Infection prevention concerns associated with radiological methods
The World Health Organization and the Norwegian Institute of Public Health have defined the means of infection of SARS-CoV-2 as droplet infection, while some procedures entail a risk of aerosol release which implies that the situation will be defined as airborne infection (5). Radiographers are exposed to infection through close contact with a large number of patients. Radiologists may be exposed through ultrasound and interventional activities.

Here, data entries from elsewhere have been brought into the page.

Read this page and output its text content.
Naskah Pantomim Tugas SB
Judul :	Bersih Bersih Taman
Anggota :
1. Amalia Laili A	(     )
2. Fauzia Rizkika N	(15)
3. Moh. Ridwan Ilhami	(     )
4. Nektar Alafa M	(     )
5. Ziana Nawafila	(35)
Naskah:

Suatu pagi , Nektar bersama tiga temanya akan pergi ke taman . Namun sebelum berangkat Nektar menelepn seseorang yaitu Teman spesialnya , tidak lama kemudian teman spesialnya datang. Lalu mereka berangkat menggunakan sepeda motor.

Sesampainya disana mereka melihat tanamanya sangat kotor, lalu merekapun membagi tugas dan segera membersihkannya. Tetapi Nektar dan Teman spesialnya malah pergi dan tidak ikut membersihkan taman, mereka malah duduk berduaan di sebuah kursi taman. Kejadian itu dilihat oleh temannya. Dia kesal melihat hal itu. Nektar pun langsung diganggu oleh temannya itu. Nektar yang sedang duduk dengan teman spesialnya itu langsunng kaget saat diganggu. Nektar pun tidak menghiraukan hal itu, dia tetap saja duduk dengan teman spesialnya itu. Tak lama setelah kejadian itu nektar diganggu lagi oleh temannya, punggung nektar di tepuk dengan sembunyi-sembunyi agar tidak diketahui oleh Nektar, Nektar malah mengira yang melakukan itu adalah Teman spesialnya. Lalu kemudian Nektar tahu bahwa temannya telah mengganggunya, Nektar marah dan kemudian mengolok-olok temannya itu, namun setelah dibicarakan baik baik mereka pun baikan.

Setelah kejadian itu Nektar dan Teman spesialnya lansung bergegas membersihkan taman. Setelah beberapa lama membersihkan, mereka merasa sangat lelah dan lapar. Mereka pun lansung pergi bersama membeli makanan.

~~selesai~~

Disinfection of radiological equipment can be complicated and time-consuming. If there is no visible spillage, contact infection procedures require that surfaces or points with which the patient and personnel have been in direct contact during the examination must be disinfected for three minutes with disinfection spirit. Visible spillage is disinfected with an approved disinfectant for the recommended time. If the patient has not worn a mask during the examination, the droplet regimen is used; i.e. disinfection of equipment and surfaces within a radius of two metres from the patient's face and which have been exposed to droplets for some time (several minutes). Equipment, inventory and surfaces that the patient has passed only briefly do not need to be disinfected unless there has been direct contact. Disinfection in connection with aerosol-generating procedures is the same as for airborne infection.
If several machines of similar kind are available, it is practical to allocate one to patients with droplet infection in order to shield the other activities. Sound procedures for transport of potentially infectious patients through the department, based on ventilation, the possibility of a screened entrance and use of different machines from those used for other activities are important. COVID-19 may make chest X-ray monitoring necessary in the observation ward and Intensive Care Department. We recommend that a portable X-ray unit be allocated to a defined infection cohort.
COVID-19 can also affect persons with other diseases. We must therefore be prepared to handle any diagnostic procedure, survey or intervention, also concurrently with SARS-CoV-2 infection. Droplet infection procedures have now become extra relevant in connection with angiography, MRI and nuclear medicine methods.
In some cases, asymptomatic COVID-19 will be suspected on the basis of findings from a pulmonary CT scan performed on another indication, for example in connection with cancer follow-up in the Department of Radiology or with PET/CT. To avoid lack of clarity concerning the management of the infection prevention regimen in relation to these patient categories, we strongly recommend that all hospitals plan for such situations.